Once he graduated, in 1997, with a degree in visual arts, Woodman raised almost $4 million for a game company startup, called “Funbug.” The company failed quite quickly, and Woodman was broke. He did what any broke guy with a wife would do – they decided to travel the world and surf for a year so that he could find inspiration. And, indeed he found it!
Irritation Becomes Inspiration
While surfing all over the world, the one thing that irritated Woodman more than anything was that he could not film himself engaged in the sport his loved. He began to realize that many sportsman, such as skydivers, could not either. To do the best he could, he strapped a small camera to his wrist with rubber bands, but realized he had to find a better way.

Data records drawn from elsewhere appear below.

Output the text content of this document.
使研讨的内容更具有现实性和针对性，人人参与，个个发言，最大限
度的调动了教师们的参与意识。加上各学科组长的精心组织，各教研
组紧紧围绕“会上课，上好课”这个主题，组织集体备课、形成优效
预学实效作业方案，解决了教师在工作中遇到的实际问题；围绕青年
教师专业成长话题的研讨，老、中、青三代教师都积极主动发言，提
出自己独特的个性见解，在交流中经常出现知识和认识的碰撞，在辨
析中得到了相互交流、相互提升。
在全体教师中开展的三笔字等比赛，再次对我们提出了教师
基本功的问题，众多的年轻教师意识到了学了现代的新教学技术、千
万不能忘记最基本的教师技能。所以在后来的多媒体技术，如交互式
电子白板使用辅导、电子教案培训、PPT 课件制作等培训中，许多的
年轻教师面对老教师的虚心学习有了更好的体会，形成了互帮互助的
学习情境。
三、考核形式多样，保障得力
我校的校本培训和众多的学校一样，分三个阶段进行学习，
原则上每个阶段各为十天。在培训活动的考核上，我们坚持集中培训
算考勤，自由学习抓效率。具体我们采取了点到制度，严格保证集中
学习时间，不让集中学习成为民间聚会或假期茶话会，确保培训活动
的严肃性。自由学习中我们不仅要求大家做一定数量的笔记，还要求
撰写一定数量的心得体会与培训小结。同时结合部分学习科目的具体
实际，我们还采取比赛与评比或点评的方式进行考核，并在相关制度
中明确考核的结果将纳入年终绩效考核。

Returning home, Woodman was determined to develop a camera and a strap that could be used by extreme sports enthusiasts. He and his wife sold necklaces that they had purchased in Bali out of their 1971 Volkswagen van, and he borrowed $236,000 from his parents. It all came together.
The Camera and the Strap
Woodman developed his GoPro camera and a strap (a belt really) that would hold the camera to the body, thus allowing the surfer, skydiver, or any other sportsman to film his events close up and hands-free. The equipment was primarily sold in surf shops and at trade shows, but it began to turn a tidy profit. Four years later, revenues reached $350,000 a year.
With several additional camera and strap models, the business continued to grow.
The Trade Show That Changed Everything
In 2009, Woodman and his 8 employees attended a trade show. They had developed a new camera, called the Hero HD, and a better belt. They sold out. So popular were this camera and strap that within a year, annual revenue jumped to $64 million. (http://www.businessinsider.cm/the-life-and-awesomeness-of-a-GoPro-founder-nick-woodman)
The Company Today
Not much has changed about Woodman’s company. Production has increased exponentially, of course; new camera models continue to be developed; Woodman’s VW was stolen; but the original mission has never changed – develop the very best sports camera and strap to be found.
Without seeking any venture capital, Woodman has built an empire within the span of 10 short years. Today, at 39 years of age, he is worth $2.3 billion.
GoPro today has 30% of the market share of “action cameras,” the favorite device of surfers, bicyclists, skaters, race car drivers, climbers, skiers, etc. There are now attachments for helmets, wrists and arms, cars, skateboards and bikes. The cameras sell within a price range of $199 – $399, a bit pricier than the competition, but people prefer the quality that GoPro provides. The company recently went public, and Woodman is now talking expansion, perhaps into drone tehnology.